Mata Api

Anggoro Gunawan
Chapter #2

Administrasi


Urusan administrasi adalah sesuatu yang kubenci. Aku harus mengurus tetek bengek kertas formal. Berarti aku harus ganti Kartu Tanda Penduduk. Pindah domisili itu bukan sekadar ganti tempat tidur. Belum lagi urusan ke pengadilan agama. Mantan istriku keberatan kalau dia keluar uang lagi. Lebih mudah nikah daripada cerai. Iya, karena aku dulu tinggal bilang ke kakak-kakak dan ibu. Sekarang tidak bisa lagi. Ibuku meninggal karena stroke tiga tahun yang lalu. Aku harus bolak-balik antara Tangerang-Magelang. Keluargaku, dalam hal ini saudara saudaraku menganggap aku telah keracunan ibukota. Harus kuakui, iya. Aku telah kecanduan ibukota. Di ibukota aku bisa mendapatkan pekerjaan sesuai bidang kuliahku: Ilmu Komunikasi. Di desa, aku menganggap tidak ada yang cocok.Ibu kota telah menjadi induk perkara segala hal. Inilah pusat perekonomian dan pemerintahan. Itu sebelum Joko Widodo mengajukan ide soal pemisahan ibu kota dengan pusat perekonomian. 
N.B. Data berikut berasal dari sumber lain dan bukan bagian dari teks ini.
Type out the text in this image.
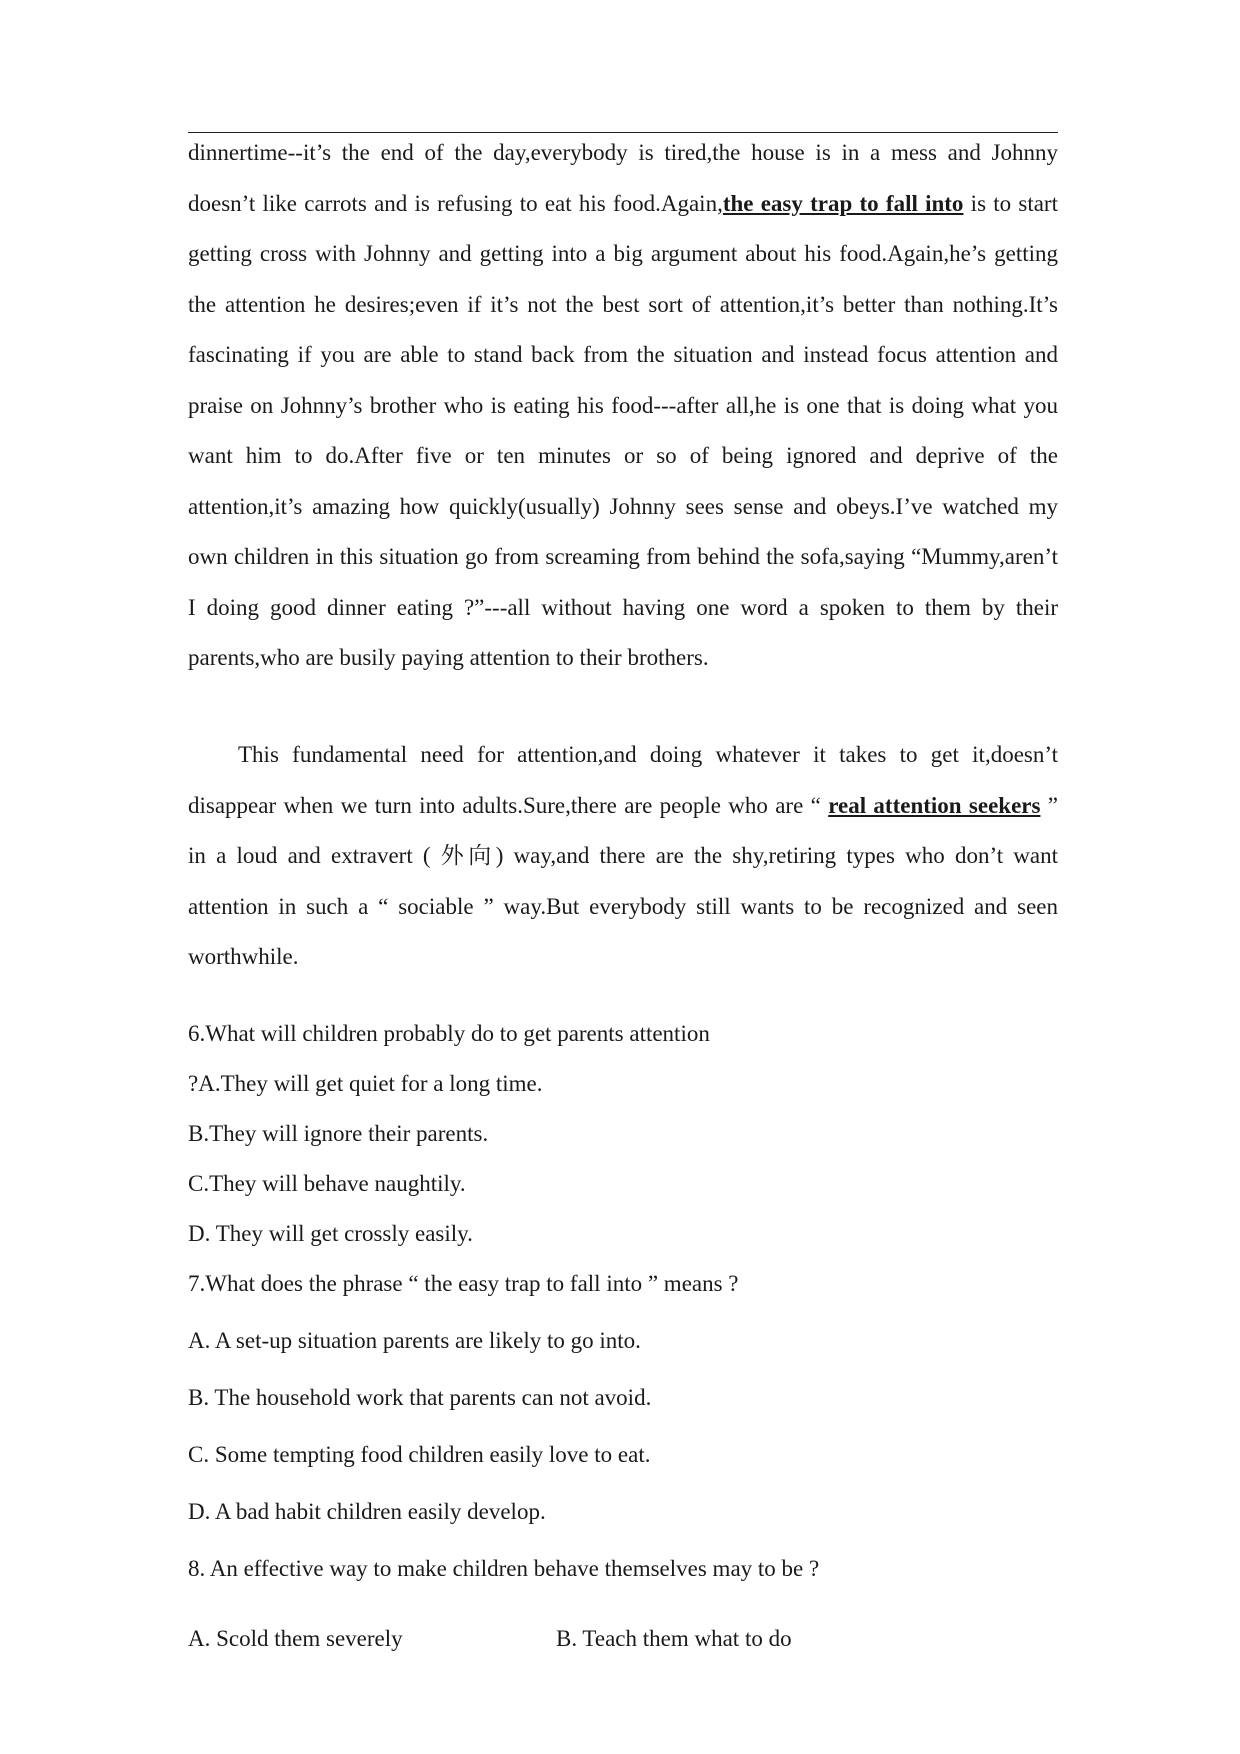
dinnertime--it’s the end of the day,everybody is tired,the house is in a mess and Johnny doesn’t like carrots and is refusing to eat his food.Again,the easy trap to fall into is to start getting cross with Johnny and getting into a big argument about his food.Again,he’s getting the attention he desires;even if it’s not the best sort of attention,it’s better than nothing.It’s fascinating if you are able to stand back from the situation and instead focus attention and praise on Johnny’s brother who is eating his food---after all,he is one that is doing what you want him to do.After five or ten minutes or so of being ignored and deprive of the attention,it’s amazing how quickly(usually) Johnny sees sense and obeys.I’ve watched my own children in this situation go from screaming from behind the sofa,saying “Mummy,aren’t I doing good dinner eating ?”---all without having one word a spoken to them by their parents,who are busily paying attention to their brothers.

This fundamental need for attention,and doing whatever it takes to get it,doesn’t disappear when we turn into adults.Sure,there are people who are “ real attention seekers ” in a loud and extravert ( 外向) way,and there are the shy,retiring types who don’t want attention in such a “ sociable ” way.But everybody still wants to be recognized and seen worthwhile.

6.What will children probably do to get parents attention
?A.They will get quiet for a long time.
B.They will ignore their parents.
C.They will behave naughtily.
D. They will get crossly easily.
7.What does the phrase “ the easy trap to fall into ” means ?
A. A set-up situation parents are likely to go into.
B. The household work that parents can not avoid.
C. Some tempting food children easily love to eat.
D. A bad habit children easily develop.
8. An effective way to make children behave themselves may to be ?
A. Scold them severely	B. Teach them what to do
Aku disibukkan dengan persiapan media baru. Aku mengusulkan namanya: Investura ke temanku dan dia setuju. Aku bekerja sama dengan teman kuliahku dan beberapa rekan sejawat. Kami dulu satu kos waktu di Semarang. Investura adalah sebuah media daring untuk bisnis dan ekonomi mikro. Itu hasil olahanku untuk temanku, Dia mengeluh susah cari orang yang paham bisnis. Kuajukan Investura itu. Tempat untuk mencari kenalan. 

Aku memilih kos di daerah padat penduduk dengan alasan biasanya orang-orangnya lebih peduli. Tapi, aku juga harus terima sikap yang menurutku melebihi batas kesopanan aristokrat: menyetel musik keras-keras.

Pengalamanku di beberapa majalah gaya hidup tidak tepat untuk media baru ini. Maka kuajak teman kuliah yang lebih paham soal bisnis. Kalau soal kopi yang sedap, atau baju yang lagi in. aku paham. Atau makanan yang lagi terkenal di kota, aku mengikuti perkembangan beberapa kelompok restoran. Pengalamanku soal bisnis hanya sebatas tahu saat dulu kerja di koran. Sekitar dua tahunan. Beda dengan majalah gaya hidup yang sudah menginjak tahun ke-13. 

Aku pernah jadi ghost writer untuk beberapa konsultan bisnis. Aku jalani sekitar tiga tahun.Cukup terkenal instansi ini. Setidaknya punya cabang di beberapa belahan dunia. Salah satu pioner di bidang ini, Bisa dibilang pekerjaanku santai. Aku ikut rapat mingguan setiap Senin. Tapi jiwa jurnalistikku berontak. Aku seperti pion kapitalisme moderen.

Mungkin karena aku terlalu santai sehingga kontrakku tidak diperpanjang. Setidaknya aku sempat mengenyam beberapa kursus gratis untuk bagian personalia dan manajemen perusahaan.